(bypassing the questions of whether anarchy is a form of government--which it is not, of course, or whether such a thing as a populace would exist in an anarchist situation, or what exactly would be considered to be crime, etc...)
different groups of people would deal with problems differently, presumably.
some anarchists support the idea of a highly organized anarchist society, with federations and councils and federated councils.
other anarchists want a simpler, more accessible society, in which personal relationships are more significant than policies.
think of what it would be like if you and your friends could (and had to) deal with problems directly, rather than appealing to someone with more authority than you. consider, for example, that the reason that organized crime is as successful as it is, is because they buy off the people at the top. this corruption at the top is a big part of why anarchists believe in not having a top.
far from believing in the goodness of everyone (which we are sometimes accused of), we believe that anyone will be corrupted by having too much power, so we fight against the accumulation of power, rather than trying to make sure only good people have accumulated power.
edit: continuing the answer i guess...
bowshooter, i'm not sure, given your comment below, why you think i didn't understand what you were asking. but i will try to flesh out my response a bit.
a. i assume that most (not all) people commit serious crimes based on circumstances that would no longer exist in an anarchist society. the people who did act in ways that were seriously unacceptable to the group of people that they lived among would be addressed by that group of people. there are lots of ways to address messed up behavior, and one of the things that would be a mark of an appropriate culture is the capacity to address specific situations, including the characters of all the people involved, rather than having rules that have to be followed no matter what (three strikes and you're out would be an example of such a rule).

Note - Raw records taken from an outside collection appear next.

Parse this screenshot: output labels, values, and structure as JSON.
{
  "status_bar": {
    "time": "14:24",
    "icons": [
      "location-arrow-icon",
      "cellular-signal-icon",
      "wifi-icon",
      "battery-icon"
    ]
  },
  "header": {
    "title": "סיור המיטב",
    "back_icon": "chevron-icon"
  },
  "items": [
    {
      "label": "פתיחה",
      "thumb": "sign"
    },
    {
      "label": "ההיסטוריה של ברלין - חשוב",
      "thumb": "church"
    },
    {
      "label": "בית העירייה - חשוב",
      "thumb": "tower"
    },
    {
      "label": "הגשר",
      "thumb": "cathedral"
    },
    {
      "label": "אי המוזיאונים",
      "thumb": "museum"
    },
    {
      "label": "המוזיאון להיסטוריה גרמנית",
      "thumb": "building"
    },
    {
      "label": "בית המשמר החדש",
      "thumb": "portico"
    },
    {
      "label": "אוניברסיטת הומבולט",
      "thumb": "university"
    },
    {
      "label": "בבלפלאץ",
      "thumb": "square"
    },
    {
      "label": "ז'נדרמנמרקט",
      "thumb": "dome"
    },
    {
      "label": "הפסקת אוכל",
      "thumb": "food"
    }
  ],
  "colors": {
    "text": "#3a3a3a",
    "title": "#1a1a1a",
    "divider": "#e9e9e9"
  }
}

b. i don't believe that in an anarchist society it would be everyone in families against everyone else. or everyone alone against everyone else. i believe (i think most anarchists believe) that people want to and will live in groups of people with whom they pretty much agree and get along (this is one aspect of the "free association" part of the anarchist principles).
people wouldn't be "banding together against crime" because that implies crime as the cause of the banding together.
c. what does "adequate protection" mean? in this culture it means being forced to participate in allowing an armed force of people (including paying for them to exist)--who have no relationship to us, or care about us in any way--to occupy our neighborhoods, to commit violence against us that we are not allowed to combat, and to be the only recourse that we are supposed to take when problems reach a certain level.
ugh. i guess we need a question specifically about police?